Valdosta Daily Times

Local News

October 5, 2009

Lowndes BOE member suggests working with Habitat

VALDOSTA — The Lowndes County School System may eventually have a community service project that incorporates the entire system.

At Monday’s work session at Moulton Branch Elementary School, Jason Wisenbaker, District 4, related a story he had heard at a recent Rotary meeting.

The executive director of Habitat for Humanity, Stuart Mullis, said that when he visited a homeowner who had recently paid off his home, the man credited the house with putting his three children in college.

Before the Habitat home, the eldest child, then in middle school was ashamed to come home, Wisenbaker related.

The child began skipping school and hanging out with the wrong crowd. When the family began living in the Habitat for Humanity home, the child began coming home and going back to school, eventually graduating and going to college, Wisenbaker said.

The oldest child’s actions encouraged the younger children to also go to college, he said.

“That is what we are about,” Wisenbaker said.

He suggested the school system work with Habitat for Humanity to build a home either for a staff member or a parent within the school system.

Habitat for Humanity has never built a house out in the county, Wisenbaker said.

“It would be a great thing for the system to get behind especially if it is somebody that works for us that needs a home,” he said.

Superintendent Dr. Steve Smith said the idea would tie in nicely with having high school students perform community service before graduation.

Wisenbaker, Smith and Lowndes High Principal Wes Taylor, among others will meet next week to further flesh the idea out, Smith said.

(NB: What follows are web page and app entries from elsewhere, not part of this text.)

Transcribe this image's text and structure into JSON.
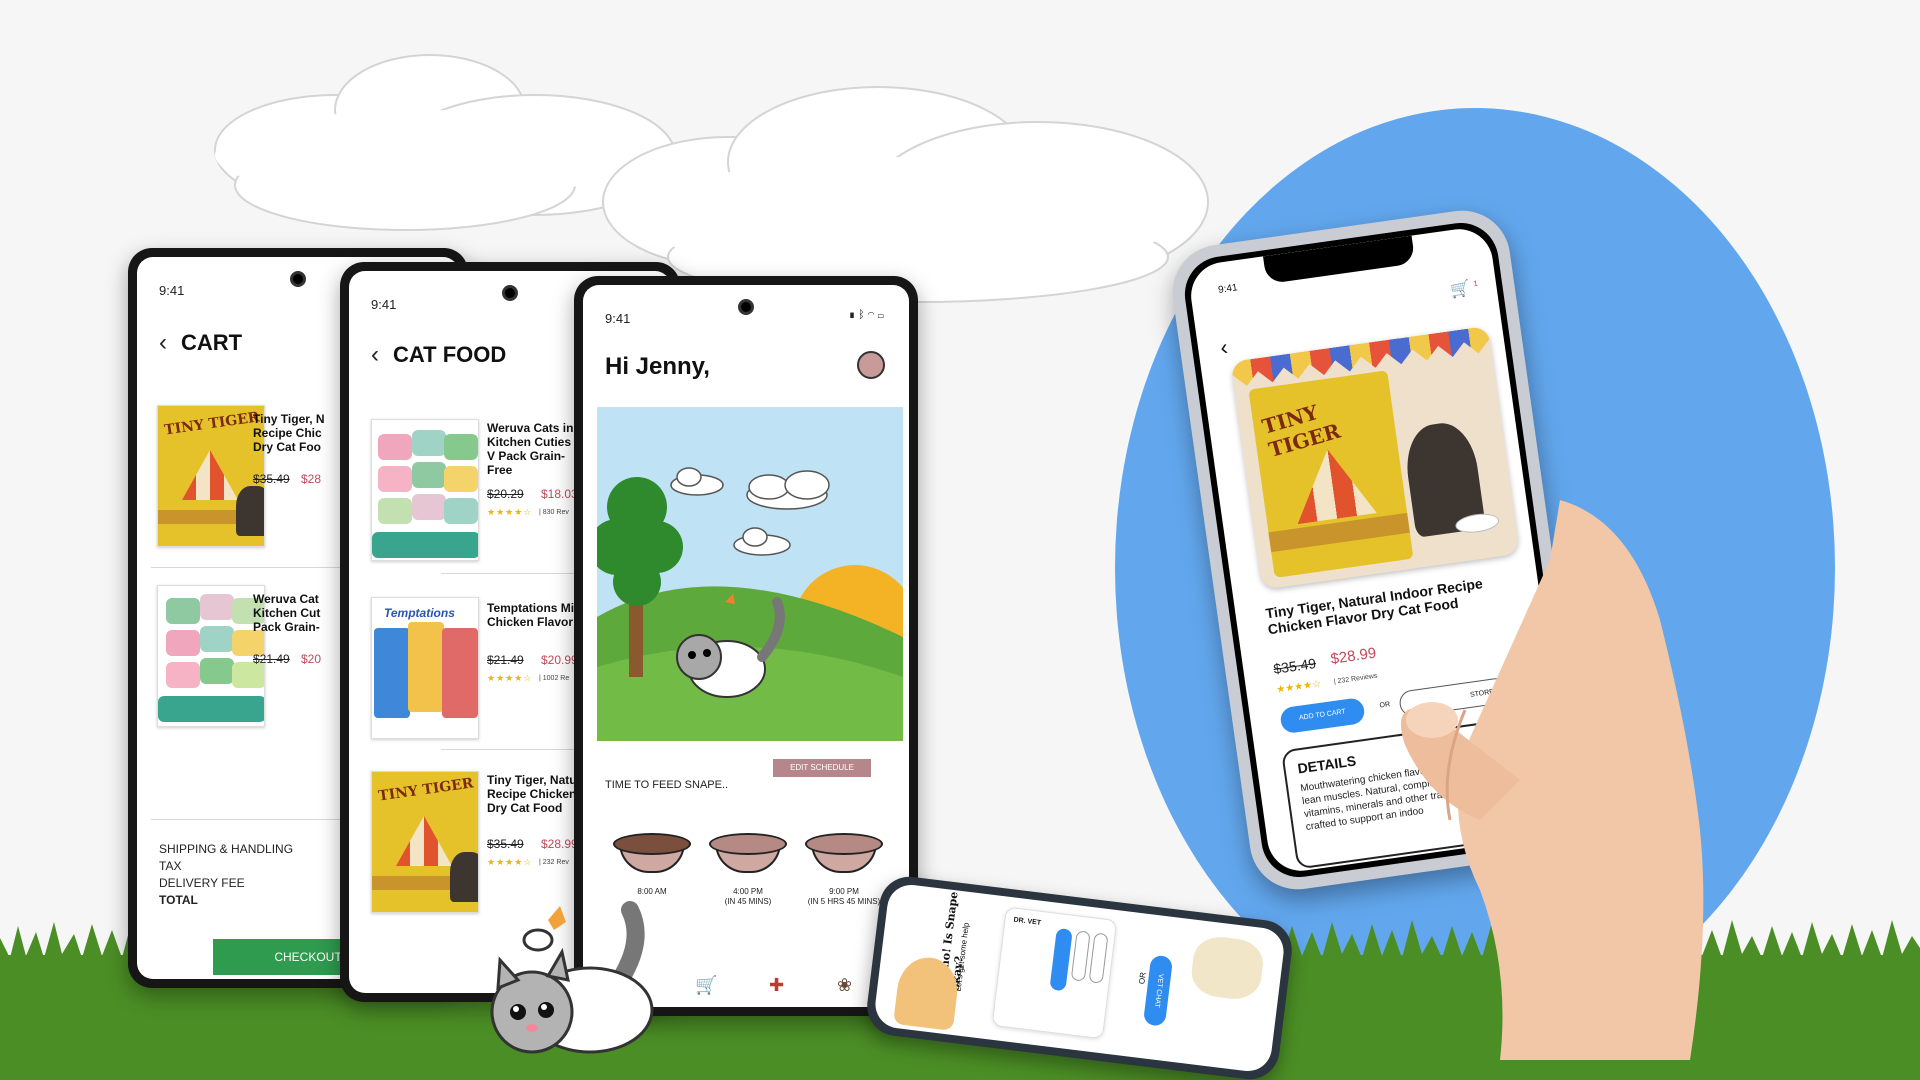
{
  "colors": {
    "sky_oval": "#62a7ee",
    "grass": "#4b8e25",
    "price_sale": "#c04a5a",
    "checkout": "#2e9b4e",
    "schedule_btn": "#b5868a",
    "add_to_cart": "#2f8cf0"
  },
  "cart_phone": {
    "time": "9:41",
    "title": "CART",
    "items": [
      {
        "name": "Tiny Tiger, N Recipe Chic Dry Cat Foo",
        "old_price": "$35.49",
        "new_price": "$28"
      },
      {
        "name": "Weruva Cat Kitchen Cut Pack Grain-",
        "old_price": "$21.49",
        "new_price": "$20"
      }
    ],
    "summary": [
      "SHIPPING & HANDLING",
      "TAX",
      "DELIVERY FEE",
      "TOTAL"
    ],
    "checkout_label": "CHECKOUT"
  },
  "catfood_phone": {
    "time": "9:41",
    "title": "CAT FOOD",
    "items": [
      {
        "name": "Weruva Cats in Kitchen Cuties V Pack Grain-Free",
        "old_price": "$20.29",
        "new_price": "$18.03",
        "reviews": "| 830 Rev"
      },
      {
        "name": "Temptations Mi Chicken Flavor",
        "old_price": "$21.49",
        "new_price": "$20.99",
        "reviews": "| 1002 Re"
      },
      {
        "name": "Tiny Tiger, Natu Recipe Chicken Dry Cat Food",
        "old_price": "$35.49",
        "new_price": "$28.99",
        "reviews": "| 232 Rev"
      }
    ]
  },
  "home_phone": {
    "time": "9:41",
    "greeting": "Hi Jenny,",
    "edit_schedule": "EDIT SCHEDULE",
    "feed_prompt": "TIME TO FEED SNAPE..",
    "bowls": [
      {
        "time": "8:00 AM",
        "sub": ""
      },
      {
        "time": "4:00 PM",
        "sub": "(IN 45 MINS)"
      },
      {
        "time": "9:00 PM",
        "sub": "(IN 5 HRS 45 MINS)"
      }
    ],
    "nav_icons": [
      "bowl-icon",
      "cart-icon",
      "vet-kit-icon",
      "paw-icon"
    ]
  },
  "product_phone": {
    "time": "9:41",
    "cart_count": "1",
    "name": "Tiny Tiger, Natural Indoor Recipe Chicken Flavor Dry Cat Food",
    "old_price": "$35.49",
    "new_price": "$28.99",
    "reviews": "| 232 Reviews",
    "add_to_cart": "ADD TO CART",
    "or": "OR",
    "store_btn": "STORE",
    "details_title": "DETAILS",
    "details_text": "Mouthwatering chicken flavor protein to support lean muscles. Natural, complete recipe—with add vitamins, minerals and other trace nutrients—crafted to support an indoo"
  },
  "vet_phone": {
    "question": "Oh no! Is Snape okay?",
    "sub": "Let's get some help",
    "vet_name": "DR. VET",
    "or": "OR",
    "vet_chat": "VET CHAT"
  }
}
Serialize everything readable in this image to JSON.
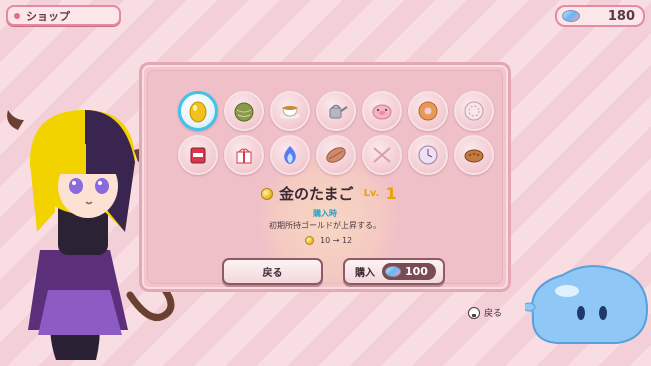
{
  "header": {
    "title": "ショップ"
  },
  "currency": {
    "icon": "gem-icon",
    "value": "180"
  },
  "shop": {
    "items": [
      {
        "icon": "golden-egg-icon",
        "selected": true
      },
      {
        "icon": "melon-icon"
      },
      {
        "icon": "teacup-icon"
      },
      {
        "icon": "watering-can-icon"
      },
      {
        "icon": "pig-icon"
      },
      {
        "icon": "donut-icon"
      },
      {
        "icon": "plate-icon"
      },
      {
        "icon": "protein-icon"
      },
      {
        "icon": "gift-box-icon"
      },
      {
        "icon": "blue-flame-icon"
      },
      {
        "icon": "leaf-cookie-icon"
      },
      {
        "icon": "crossed-sticks-icon"
      },
      {
        "icon": "clock-icon"
      },
      {
        "icon": "bread-icon"
      }
    ],
    "selected_item": {
      "name": "金のたまご",
      "level_label": "Lv.",
      "level": "1",
      "effect_label": "購入時",
      "effect_description": "初期所持ゴールドが上昇する。",
      "effect_value": "10 → 12"
    },
    "back_button": "戻る",
    "buy_button": "購入",
    "price": "100"
  },
  "footer_hint": {
    "label": "戻る"
  },
  "colors": {
    "accent": "#e58aa0",
    "selected_ring": "#3fc3e8",
    "level": "#e6a400"
  }
}
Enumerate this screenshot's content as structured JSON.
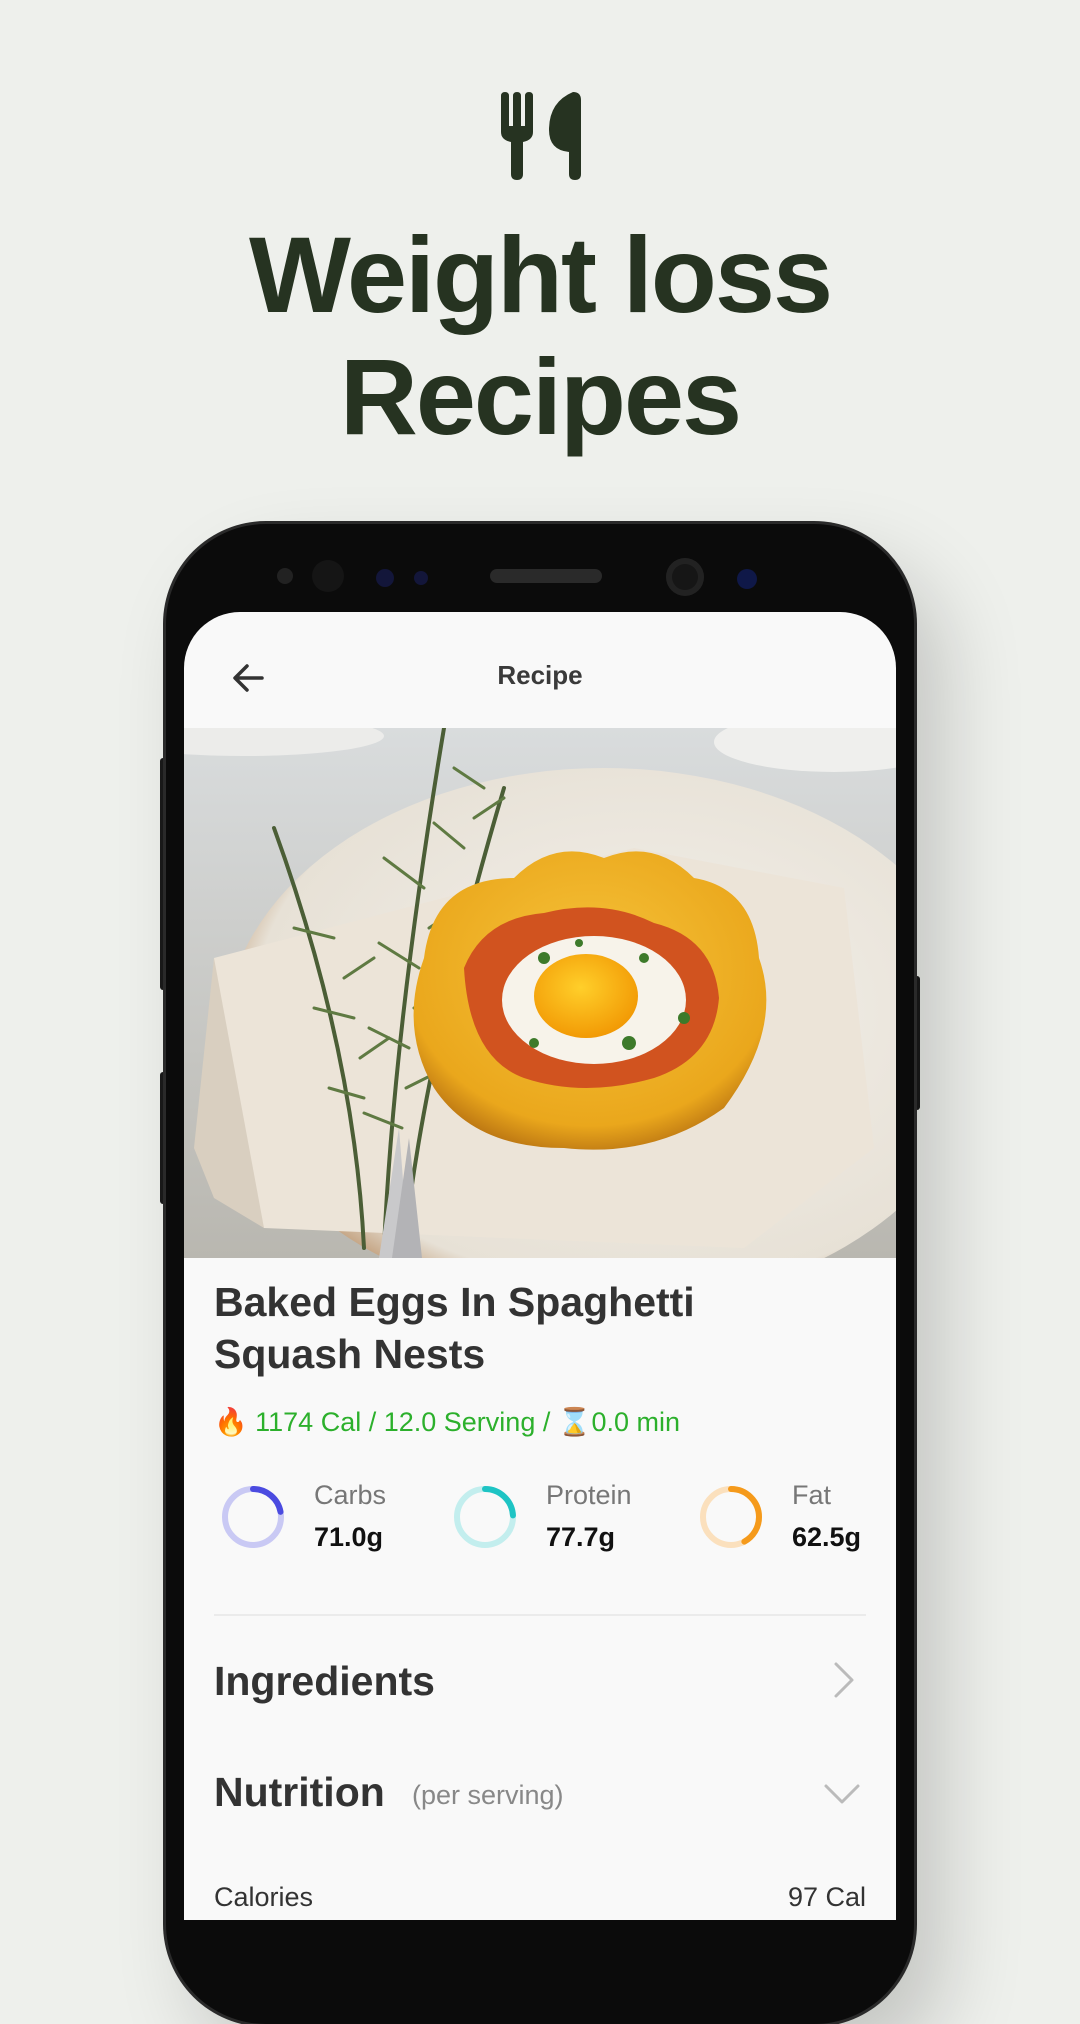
{
  "promo": {
    "icon": "fork-knife-icon",
    "headline_line1": "Weight loss",
    "headline_line2": "Recipes"
  },
  "appbar": {
    "back_icon": "arrow-left-icon",
    "title": "Recipe"
  },
  "recipe": {
    "title": "Baked Eggs In Spaghetti Squash Nests",
    "meta": {
      "calories_icon": "🔥",
      "calories": "1174 Cal",
      "separator": " / ",
      "servings": "12.0 Serving",
      "time_icon": "⌛",
      "time": "0.0 min"
    },
    "macros": [
      {
        "name": "Carbs",
        "value": "71.0g",
        "fraction": 0.22,
        "color": "#4b4be0",
        "track": "#c9c9f4"
      },
      {
        "name": "Protein",
        "value": "77.7g",
        "fraction": 0.24,
        "color": "#1ec4c4",
        "track": "#c3eeee"
      },
      {
        "name": "Fat",
        "value": "62.5g",
        "fraction": 0.42,
        "color": "#f59a1b",
        "track": "#fbe0bd"
      }
    ]
  },
  "sections": {
    "ingredients": "Ingredients",
    "nutrition": "Nutrition",
    "nutrition_sub": "(per serving)"
  },
  "nutrition_rows": [
    {
      "label": "Calories",
      "value": "97 Cal"
    }
  ],
  "colors": {
    "headline": "#263321",
    "meta_green": "#2cb02c",
    "background": "#eef0ec"
  }
}
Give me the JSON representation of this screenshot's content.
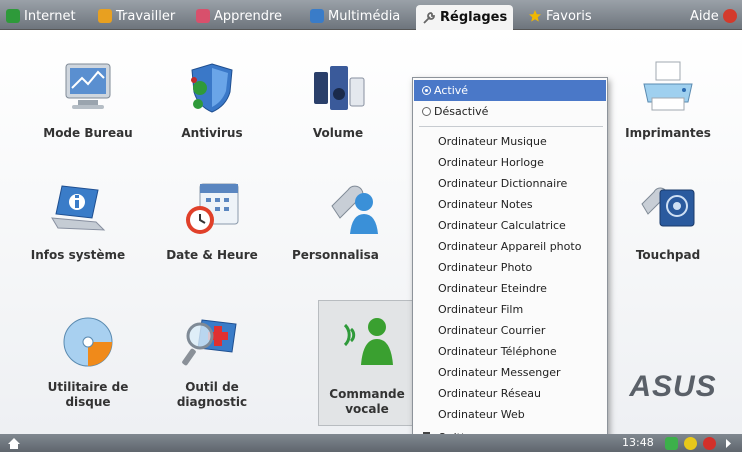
{
  "tabs": [
    {
      "label": "Internet",
      "color": "#2e9a3a"
    },
    {
      "label": "Travailler",
      "color": "#e8a020"
    },
    {
      "label": "Apprendre",
      "color": "#d8506c"
    },
    {
      "label": "Multimédia",
      "color": "#3a7cc8"
    },
    {
      "label": "Réglages",
      "color": "#888888"
    },
    {
      "label": "Favoris",
      "color": "#f0b800"
    }
  ],
  "help_label": "Aide",
  "apps": [
    {
      "label": "Mode Bureau",
      "icon": "monitor-icon"
    },
    {
      "label": "Antivirus",
      "icon": "shield-icon"
    },
    {
      "label": "Volume",
      "icon": "volume-icon"
    },
    {
      "label": "Imprimantes",
      "icon": "printer-icon"
    },
    {
      "label": "Infos système",
      "icon": "laptop-info-icon"
    },
    {
      "label": "Date & Heure",
      "icon": "calendar-clock-icon"
    },
    {
      "label": "Personnalisa",
      "icon": "wrench-user-icon"
    },
    {
      "label": "Touchpad",
      "icon": "touchpad-icon"
    },
    {
      "label": "Utilitaire de disque",
      "icon": "disk-pie-icon"
    },
    {
      "label": "Outil de diagnostic",
      "icon": "diagnostic-icon"
    },
    {
      "label": "Commande vocale",
      "icon": "voice-command-icon"
    }
  ],
  "menu": {
    "active_label": "Activé",
    "inactive_label": "Désactivé",
    "items": [
      "Ordinateur Musique",
      "Ordinateur Horloge",
      "Ordinateur Dictionnaire",
      "Ordinateur Notes",
      "Ordinateur Calculatrice",
      "Ordinateur Appareil photo",
      "Ordinateur Photo",
      "Ordinateur Eteindre",
      "Ordinateur Film",
      "Ordinateur Courrier",
      "Ordinateur Téléphone",
      "Ordinateur Messenger",
      "Ordinateur Réseau",
      "Ordinateur Web"
    ],
    "quit_label": "Quitter"
  },
  "taskbar": {
    "clock": "13:48"
  },
  "brand": "ASUS"
}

Fred Wetherington, District 2, suggested the home near Lowndes Middle School the system has been trying to move and sell as a possible starting point.

In other news:

• Smith presented the board with a resolution that was sent to all school systems regarding the Georgia Charter Schools Commission. The resolution is not against charter schools, but is against the Commission itself which has bypassed local school systems to create charter schools.

The resolution, if passed, would mean the Lowndes County School System “unanimously states its support of those locally elected boards of education that have been required to go to court in an effort to stop this unconstitutional usurpation of power and local tax funds, and its continued commitment to the constitutional doctrine of control and management of local public schools and local public school tax dollars by elected local boards of education.”

The commission has the right to endorse a charter school, approve it and subsequently remove funds from the county school for the charter school to operate, all without the local board’s involvement, he said.

Smith said the school system is not against charter schools.

Two state charter schools have been approved by the commission, one in Gwinnett County and one in Bulloch County.

The board will vote on the resolution, Tuesday, October 13 at 6 p.m. at the central office.

• Irvin Green updated the board on the energy savings the system has made in the year since cost initiatives were implemented. Green did not have a total savings for the system but used Lowndes High School as an example on the money and energy saved.

In September of 2008, the high school used 700,075 kilowatt hours at a cost of $64,490.90. In September of 2009, 598,800 kilowatt hours were used at a cost of $56,578.70, with power adjustments increased, he said.

The decrease in usage has allowed the system to absorb the increase in power adjustments, Green said.

• Smith presented the board with the official AYP report. Lowndes High School made AYP, which means the entire school system has made AYP three out of the last four years.

• Mike Powers, executive director of facilities, presented the board with a change order for Pine Grove Middle School. The work, blasting the rock on the school, was previously approved by the board but no documentation was presented.

With the change order the price of the school is still below the initial contracted cost, Powers said.

• Westside Elementary School fifth grade math teachers were presented with an award from Georgia Department of Education State School Superintendent Kathy Cox.

The school was recognized for Distinguished Achievement in Math.